Yes, because integration can only work when people have role models to look up to. This is also why (even if she's as "top cop" as it can get) the appointment of Kamala Harris is so important, or Barack Obama winning in 2008 - it is a "ceiling breaker" event, it shows to people that even if one is not part of the "usual old boys club" it is possible to achieve success.
Painting ethnicity in a negative light, especially when it's totally unrelated and irrelevant, however was judged as "potentially inciting or furthering racial division" in German media codex.
If they wouldn't haven given an interview, or otherwise indicated that they want the world to know, it's nobodies business which nationality they are, or that they are husband and wife. It's simple as that.
Well, your personal information are facts too. Would you like them posted? As long as the crimes are only alleged, not proven, there is no question to me that the interest of the people at large is second to the privacy protection of the suspects.
Which is personal information. But I don't think they write it that often. The reverse has become a meme on right-wing forums: "tHeY dOn'T SaY tHere[sic] NAme so We NOw[sic] wHich RaCE iT Is".
"Turkey has been moving further away from the European Union. Turkey’s accession negotiations have therefore effectively come to a standstill and no further chapters can be considered for opening or closing and no further work towards the modernisation of the EU-Turkey Customs Union is foreseen."

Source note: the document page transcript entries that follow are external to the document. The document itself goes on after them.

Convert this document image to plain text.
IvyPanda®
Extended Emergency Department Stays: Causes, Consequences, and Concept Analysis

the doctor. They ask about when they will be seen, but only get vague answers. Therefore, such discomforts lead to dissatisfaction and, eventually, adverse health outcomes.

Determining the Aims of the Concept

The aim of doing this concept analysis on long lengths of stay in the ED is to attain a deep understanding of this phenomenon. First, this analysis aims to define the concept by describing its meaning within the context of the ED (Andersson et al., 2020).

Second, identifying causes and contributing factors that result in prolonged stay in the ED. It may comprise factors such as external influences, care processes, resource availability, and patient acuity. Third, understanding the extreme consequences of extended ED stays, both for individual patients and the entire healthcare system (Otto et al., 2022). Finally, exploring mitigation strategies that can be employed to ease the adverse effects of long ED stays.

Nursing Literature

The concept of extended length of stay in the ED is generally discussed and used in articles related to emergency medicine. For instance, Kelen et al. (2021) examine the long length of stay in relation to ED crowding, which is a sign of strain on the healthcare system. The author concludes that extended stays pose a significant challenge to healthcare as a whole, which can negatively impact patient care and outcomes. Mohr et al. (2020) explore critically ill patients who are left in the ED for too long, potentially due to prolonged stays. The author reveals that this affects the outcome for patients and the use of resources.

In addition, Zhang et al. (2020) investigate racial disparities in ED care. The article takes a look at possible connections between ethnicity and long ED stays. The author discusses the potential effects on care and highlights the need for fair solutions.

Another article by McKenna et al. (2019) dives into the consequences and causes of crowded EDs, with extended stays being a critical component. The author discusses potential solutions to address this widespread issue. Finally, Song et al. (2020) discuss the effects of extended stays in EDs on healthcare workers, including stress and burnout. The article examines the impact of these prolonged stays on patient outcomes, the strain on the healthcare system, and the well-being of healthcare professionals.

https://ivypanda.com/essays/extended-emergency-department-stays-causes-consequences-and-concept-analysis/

Yeah it's extremely relevant. Has never been more relevant. You have the American vice-president of a thoroughly racist administration claiming credit for this vaccine on Twitter, even though it was children of migrant workers in another country who actually did the science and all of the hard work. Credit where credit is due, especially since the ones who handed society this big win are from a marginalized and often unduly criticized background.